We are getting a glimpse that perhaps when you combine several aspects of the tumor into a model, that you could better predict who can receive single-agent therapy. It is not only important to bring the treatment into the frontline setting, but now we are going to the adjuvant setting. There, it is even more important that the right patients are getting the right treatment because most of those patients are already cured by surgery. Hopefully, we can extend what we are learning in the metastatic setting into earlier disease to identify the patients who should get this treatment.
What is the outlook on immunotherapy as a standard of care in RCC?
Immunotherapy is already a standard of care for those who fail on a VEGF TKI. With CheckMate-214, it almost certainly will be FDA approved in the frontline setting. Whether that indication will be for the intermediate- and poor-risk groups or for the all comers, we must wait and see—but it will be standard of care in 2018, no doubt.
Even if it is standard of care, it still won't benefit every patient, and there are some patients who may get more benefit with VEGF strategies. That is one other aspect that came out of CheckMate-214: patients with good-risk clinical features did very well with sunitinib. Therefore, there may be some patients who can start on single-agent VEGF inhibitor, others that could start with single agent PD-1 blockade, and others who might benefit from the combination. Hopefully, that is the future that we are going to see, but we are not there yet.
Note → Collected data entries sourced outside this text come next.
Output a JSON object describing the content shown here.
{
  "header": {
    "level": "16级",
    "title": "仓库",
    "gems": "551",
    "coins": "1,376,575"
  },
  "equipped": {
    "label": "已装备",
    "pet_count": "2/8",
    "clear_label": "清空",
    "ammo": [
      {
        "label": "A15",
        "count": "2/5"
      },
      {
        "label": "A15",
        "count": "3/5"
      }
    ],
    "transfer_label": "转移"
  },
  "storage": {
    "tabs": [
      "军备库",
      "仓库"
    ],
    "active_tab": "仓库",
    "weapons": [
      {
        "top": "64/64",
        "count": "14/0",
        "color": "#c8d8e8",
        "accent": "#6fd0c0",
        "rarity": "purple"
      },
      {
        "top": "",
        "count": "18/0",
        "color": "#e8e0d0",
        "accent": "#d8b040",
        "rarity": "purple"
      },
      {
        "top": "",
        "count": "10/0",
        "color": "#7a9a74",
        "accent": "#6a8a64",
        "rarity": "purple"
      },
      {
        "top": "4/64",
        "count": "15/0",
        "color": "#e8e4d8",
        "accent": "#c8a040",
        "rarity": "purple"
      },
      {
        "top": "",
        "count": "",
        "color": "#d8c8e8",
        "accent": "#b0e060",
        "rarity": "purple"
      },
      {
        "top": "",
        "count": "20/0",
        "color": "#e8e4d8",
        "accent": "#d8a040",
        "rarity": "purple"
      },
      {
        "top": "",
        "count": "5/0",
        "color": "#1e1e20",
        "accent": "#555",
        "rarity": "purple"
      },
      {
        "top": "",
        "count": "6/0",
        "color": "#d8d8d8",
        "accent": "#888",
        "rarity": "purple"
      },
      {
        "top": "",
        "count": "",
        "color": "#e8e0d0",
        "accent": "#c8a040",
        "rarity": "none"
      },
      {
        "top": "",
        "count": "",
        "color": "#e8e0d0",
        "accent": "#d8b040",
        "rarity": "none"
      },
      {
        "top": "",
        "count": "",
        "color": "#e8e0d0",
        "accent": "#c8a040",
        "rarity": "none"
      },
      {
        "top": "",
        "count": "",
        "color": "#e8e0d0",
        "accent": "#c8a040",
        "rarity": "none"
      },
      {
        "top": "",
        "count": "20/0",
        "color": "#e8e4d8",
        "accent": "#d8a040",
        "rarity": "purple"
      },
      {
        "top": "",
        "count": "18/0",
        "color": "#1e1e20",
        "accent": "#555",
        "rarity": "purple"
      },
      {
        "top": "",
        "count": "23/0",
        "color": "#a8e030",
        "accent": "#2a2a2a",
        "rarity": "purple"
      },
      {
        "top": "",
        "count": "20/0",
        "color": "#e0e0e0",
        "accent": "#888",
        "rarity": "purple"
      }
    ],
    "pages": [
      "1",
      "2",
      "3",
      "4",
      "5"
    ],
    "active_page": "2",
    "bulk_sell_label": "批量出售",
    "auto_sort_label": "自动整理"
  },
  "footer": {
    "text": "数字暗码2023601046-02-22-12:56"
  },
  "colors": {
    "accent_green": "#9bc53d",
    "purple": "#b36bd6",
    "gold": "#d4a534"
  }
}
Are there any novel agents or combinations that are looking particularly interesting?
The next big thing in kidney cancer is the combination of VEGF blockade and PD-1/PD-L1 blockade. There are probably 5 or 6 large randomized trials looking at various combinations. The early data from phase I trials, which are admittedly small sample sizes while patient selection is interesting, show that there are high response rates and longer PFS than you'd expect with either strategy alone.
Hopefully, as we get into 2018 and 2019, we will start seeing the results of these randomized trials. If they are positive, we could see the fusion of the 2 effective strategies for kidney cancer in the first-line setting. Perhaps there will be 5 or 6 versions of combinations, which will make things messy—so we will have to sort it out—but that'll probably be the next big thing for metastatic patients.
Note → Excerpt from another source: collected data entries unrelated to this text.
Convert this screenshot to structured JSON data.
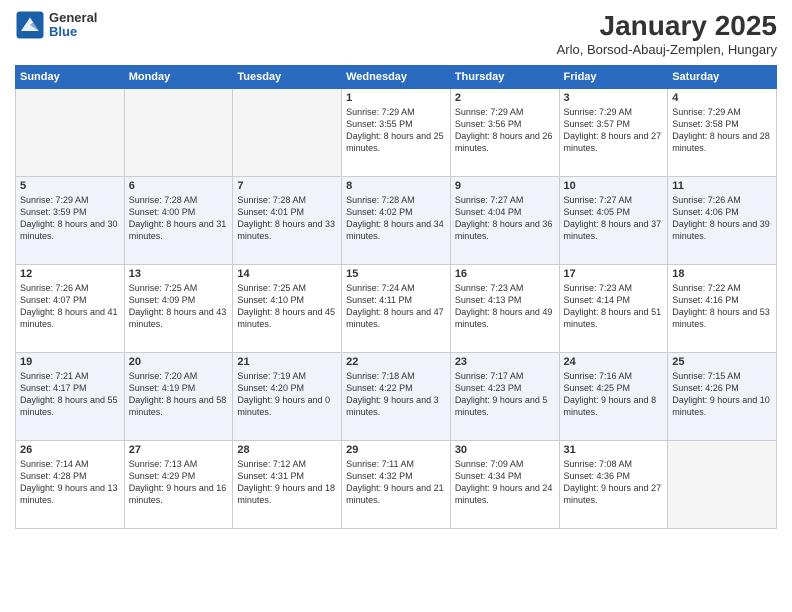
{
  "logo": {
    "general": "General",
    "blue": "Blue"
  },
  "title": "January 2025",
  "subtitle": "Arlo, Borsod-Abauj-Zemplen, Hungary",
  "headers": [
    "Sunday",
    "Monday",
    "Tuesday",
    "Wednesday",
    "Thursday",
    "Friday",
    "Saturday"
  ],
  "weeks": [
    [
      {
        "date": "",
        "sunrise": "",
        "sunset": "",
        "daylight": "",
        "empty": true
      },
      {
        "date": "",
        "sunrise": "",
        "sunset": "",
        "daylight": "",
        "empty": true
      },
      {
        "date": "",
        "sunrise": "",
        "sunset": "",
        "daylight": "",
        "empty": true
      },
      {
        "date": "1",
        "sunrise": "Sunrise: 7:29 AM",
        "sunset": "Sunset: 3:55 PM",
        "daylight": "Daylight: 8 hours and 25 minutes.",
        "empty": false
      },
      {
        "date": "2",
        "sunrise": "Sunrise: 7:29 AM",
        "sunset": "Sunset: 3:56 PM",
        "daylight": "Daylight: 8 hours and 26 minutes.",
        "empty": false
      },
      {
        "date": "3",
        "sunrise": "Sunrise: 7:29 AM",
        "sunset": "Sunset: 3:57 PM",
        "daylight": "Daylight: 8 hours and 27 minutes.",
        "empty": false
      },
      {
        "date": "4",
        "sunrise": "Sunrise: 7:29 AM",
        "sunset": "Sunset: 3:58 PM",
        "daylight": "Daylight: 8 hours and 28 minutes.",
        "empty": false
      }
    ],
    [
      {
        "date": "5",
        "sunrise": "Sunrise: 7:29 AM",
        "sunset": "Sunset: 3:59 PM",
        "daylight": "Daylight: 8 hours and 30 minutes.",
        "empty": false
      },
      {
        "date": "6",
        "sunrise": "Sunrise: 7:28 AM",
        "sunset": "Sunset: 4:00 PM",
        "daylight": "Daylight: 8 hours and 31 minutes.",
        "empty": false
      },
      {
        "date": "7",
        "sunrise": "Sunrise: 7:28 AM",
        "sunset": "Sunset: 4:01 PM",
        "daylight": "Daylight: 8 hours and 33 minutes.",
        "empty": false
      },
      {
        "date": "8",
        "sunrise": "Sunrise: 7:28 AM",
        "sunset": "Sunset: 4:02 PM",
        "daylight": "Daylight: 8 hours and 34 minutes.",
        "empty": false
      },
      {
        "date": "9",
        "sunrise": "Sunrise: 7:27 AM",
        "sunset": "Sunset: 4:04 PM",
        "daylight": "Daylight: 8 hours and 36 minutes.",
        "empty": false
      },
      {
        "date": "10",
        "sunrise": "Sunrise: 7:27 AM",
        "sunset": "Sunset: 4:05 PM",
        "daylight": "Daylight: 8 hours and 37 minutes.",
        "empty": false
      },
      {
        "date": "11",
        "sunrise": "Sunrise: 7:26 AM",
        "sunset": "Sunset: 4:06 PM",
        "daylight": "Daylight: 8 hours and 39 minutes.",
        "empty": false
      }
    ],
    [
      {
        "date": "12",
        "sunrise": "Sunrise: 7:26 AM",
        "sunset": "Sunset: 4:07 PM",
        "daylight": "Daylight: 8 hours and 41 minutes.",
        "empty": false
      },
      {
        "date": "13",
        "sunrise": "Sunrise: 7:25 AM",
        "sunset": "Sunset: 4:09 PM",
        "daylight": "Daylight: 8 hours and 43 minutes.",
        "empty": false
      },
      {
        "date": "14",
        "sunrise": "Sunrise: 7:25 AM",
        "sunset": "Sunset: 4:10 PM",
        "daylight": "Daylight: 8 hours and 45 minutes.",
        "empty": false
      },
      {
        "date": "15",
        "sunrise": "Sunrise: 7:24 AM",
        "sunset": "Sunset: 4:11 PM",
        "daylight": "Daylight: 8 hours and 47 minutes.",
        "empty": false
      },
      {
        "date": "16",
        "sunrise": "Sunrise: 7:23 AM",
        "sunset": "Sunset: 4:13 PM",
        "daylight": "Daylight: 8 hours and 49 minutes.",
        "empty": false
      },
      {
        "date": "17",
        "sunrise": "Sunrise: 7:23 AM",
        "sunset": "Sunset: 4:14 PM",
        "daylight": "Daylight: 8 hours and 51 minutes.",
        "empty": false
      },
      {
        "date": "18",
        "sunrise": "Sunrise: 7:22 AM",
        "sunset": "Sunset: 4:16 PM",
        "daylight": "Daylight: 8 hours and 53 minutes.",
        "empty": false
      }
    ],
    [
      {
        "date": "19",
        "sunrise": "Sunrise: 7:21 AM",
        "sunset": "Sunset: 4:17 PM",
        "daylight": "Daylight: 8 hours and 55 minutes.",
        "empty": false
      },
      {
        "date": "20",
        "sunrise": "Sunrise: 7:20 AM",
        "sunset": "Sunset: 4:19 PM",
        "daylight": "Daylight: 8 hours and 58 minutes.",
        "empty": false
      },
      {
        "date": "21",
        "sunrise": "Sunrise: 7:19 AM",
        "sunset": "Sunset: 4:20 PM",
        "daylight": "Daylight: 9 hours and 0 minutes.",
        "empty": false
      },
      {
        "date": "22",
        "sunrise": "Sunrise: 7:18 AM",
        "sunset": "Sunset: 4:22 PM",
        "daylight": "Daylight: 9 hours and 3 minutes.",
        "empty": false
      },
      {
        "date": "23",
        "sunrise": "Sunrise: 7:17 AM",
        "sunset": "Sunset: 4:23 PM",
        "daylight": "Daylight: 9 hours and 5 minutes.",
        "empty": false
      },
      {
        "date": "24",
        "sunrise": "Sunrise: 7:16 AM",
        "sunset": "Sunset: 4:25 PM",
        "daylight": "Daylight: 9 hours and 8 minutes.",
        "empty": false
      },
      {
        "date": "25",
        "sunrise": "Sunrise: 7:15 AM",
        "sunset": "Sunset: 4:26 PM",
        "daylight": "Daylight: 9 hours and 10 minutes.",
        "empty": false
      }
    ],
    [
      {
        "date": "26",
        "sunrise": "Sunrise: 7:14 AM",
        "sunset": "Sunset: 4:28 PM",
        "daylight": "Daylight: 9 hours and 13 minutes.",
        "empty": false
      },
      {
        "date": "27",
        "sunrise": "Sunrise: 7:13 AM",
        "sunset": "Sunset: 4:29 PM",
        "daylight": "Daylight: 9 hours and 16 minutes.",
        "empty": false
      },
      {
        "date": "28",
        "sunrise": "Sunrise: 7:12 AM",
        "sunset": "Sunset: 4:31 PM",
        "daylight": "Daylight: 9 hours and 18 minutes.",
        "empty": false
      },
      {
        "date": "29",
        "sunrise": "Sunrise: 7:11 AM",
        "sunset": "Sunset: 4:32 PM",
        "daylight": "Daylight: 9 hours and 21 minutes.",
        "empty": false
      },
      {
        "date": "30",
        "sunrise": "Sunrise: 7:09 AM",
        "sunset": "Sunset: 4:34 PM",
        "daylight": "Daylight: 9 hours and 24 minutes.",
        "empty": false
      },
      {
        "date": "31",
        "sunrise": "Sunrise: 7:08 AM",
        "sunset": "Sunset: 4:36 PM",
        "daylight": "Daylight: 9 hours and 27 minutes.",
        "empty": false
      },
      {
        "date": "",
        "sunrise": "",
        "sunset": "",
        "daylight": "",
        "empty": true
      }
    ]
  ]
}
What should clinicians understand about immunotherapy in RCC?
First, immunotherapy is important. However, it should be rationally applied to patients who are most likely going to benefit. There are patients who get a tremendous benefit, and there are others who get none. We should identify those patients, and probably not be treating every patient [with immunotherapy]. That goes for both bladder and kidney cancer. While there are some patients who need combinations, single agents still do work for some patients and we should stick with those and look at proper sequencing. Some patients are going to need more than one strategy. However, it is an exciting time with a lot of new data.
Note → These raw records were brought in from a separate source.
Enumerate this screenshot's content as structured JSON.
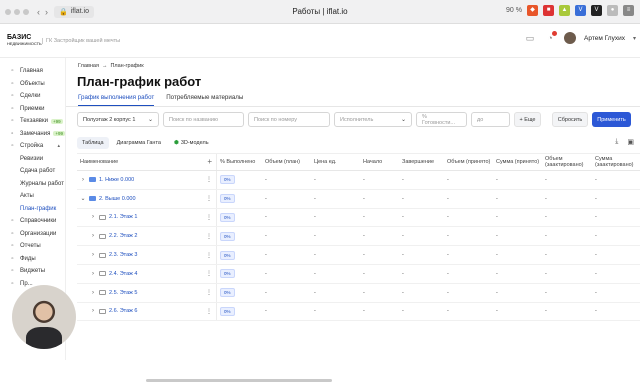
{
  "browser": {
    "url": "iflat.io",
    "window_title": "Работы | iflat.io",
    "zoom": "90 %"
  },
  "header": {
    "logo_main": "БАЗИС",
    "logo_sub": "НЕДВИЖИМОСТЬ",
    "tagline": "ГК Застройщик вашей мечты",
    "user_name": "Артем Глухих"
  },
  "sidebar": {
    "items": [
      {
        "label": "Главная",
        "icon": "home-icon"
      },
      {
        "label": "Объекты",
        "icon": "building-icon"
      },
      {
        "label": "Сделки",
        "icon": "deal-icon"
      },
      {
        "label": "Приемки",
        "icon": "clipboard-icon"
      },
      {
        "label": "Техзаявки",
        "icon": "wrench-icon",
        "badge": "+99"
      },
      {
        "label": "Замечания",
        "icon": "comment-icon",
        "badge": "+99"
      },
      {
        "label": "Стройка",
        "icon": "crane-icon",
        "expanded": true
      },
      {
        "label": "Ревизии",
        "sub": true
      },
      {
        "label": "Сдача работ",
        "sub": true
      },
      {
        "label": "Журналы работ",
        "sub": true
      },
      {
        "label": "Акты",
        "sub": true
      },
      {
        "label": "План-график",
        "sub": true,
        "active": true
      },
      {
        "label": "Справочники",
        "icon": "book-icon"
      },
      {
        "label": "Организации",
        "icon": "org-icon"
      },
      {
        "label": "Отчеты",
        "icon": "report-icon"
      },
      {
        "label": "Фиды",
        "icon": "feed-icon"
      },
      {
        "label": "Виджеты",
        "icon": "widget-icon"
      },
      {
        "label": "Пр...",
        "icon": "gear-icon"
      }
    ]
  },
  "main": {
    "breadcrumb": {
      "home": "Главная",
      "current": "План-график"
    },
    "title": "План-график работ",
    "tabs": [
      {
        "label": "График выполнения работ",
        "active": true
      },
      {
        "label": "Потребляемые материалы",
        "active": false
      }
    ],
    "filters": {
      "section_value": "Полуэтаж 2 корпус 1",
      "name_placeholder": "Поиск по названию",
      "number_placeholder": "Поиск по номеру",
      "executor_placeholder": "Исполнитель",
      "readiness_placeholder": "% Готовности...",
      "to_placeholder": "до",
      "more_label": "+ Еще",
      "reset_label": "Сбросить",
      "apply_label": "Применить"
    },
    "view_tabs": [
      {
        "label": "Таблица",
        "selected": true
      },
      {
        "label": "Диаграмма Ганта",
        "selected": false
      },
      {
        "label": "3D-модель",
        "selected": false
      }
    ],
    "table": {
      "columns": [
        "Наименование",
        "% Выполнено",
        "Объем (план)",
        "Цена ед.",
        "Начало",
        "Завершение",
        "Объем (принято)",
        "Сумма (принято)",
        "Объем (заактировано)",
        "Сумма (заактировано)"
      ],
      "rows": [
        {
          "name": "1. Ниже 0.000",
          "level": 0,
          "expanded": false,
          "folder": "filled",
          "pct": "0%"
        },
        {
          "name": "2. Выше 0.000",
          "level": 0,
          "expanded": true,
          "folder": "filled",
          "pct": "0%"
        },
        {
          "name": "2.1. Этаж 1",
          "level": 1,
          "expanded": false,
          "folder": "empty",
          "pct": "0%"
        },
        {
          "name": "2.2. Этаж 2",
          "level": 1,
          "expanded": false,
          "folder": "empty",
          "pct": "0%"
        },
        {
          "name": "2.3. Этаж 3",
          "level": 1,
          "expanded": false,
          "folder": "empty",
          "pct": "0%"
        },
        {
          "name": "2.4. Этаж 4",
          "level": 1,
          "expanded": false,
          "folder": "empty",
          "pct": "0%"
        },
        {
          "name": "2.5. Этаж 5",
          "level": 1,
          "expanded": false,
          "folder": "empty",
          "pct": "0%"
        },
        {
          "name": "2.6. Этаж 6",
          "level": 1,
          "expanded": false,
          "folder": "empty",
          "pct": "0%"
        }
      ],
      "empty_value": "-"
    }
  },
  "colors": {
    "accent": "#2c58d6",
    "link": "#1e4fbf",
    "badge_green": "#d9f2c8"
  }
}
Is there anything else that you would like to add?
There are a series of adjuvant immunotherapy trials that are up and enrolling. If you have a patient who has just had surgery and is interested in immunotherapy, there are at least 2 trials open; one is with atezolizumab (Tecentriq) and one is with pembrolizumab (Keytruda).
As for options before surgery, there is a very interesting trial looking at nivolumab before surgery and then after surgery. Therefore, there are choices for patients with stage III disease and, hopefully, people will be open to those trials and consider their patients for them.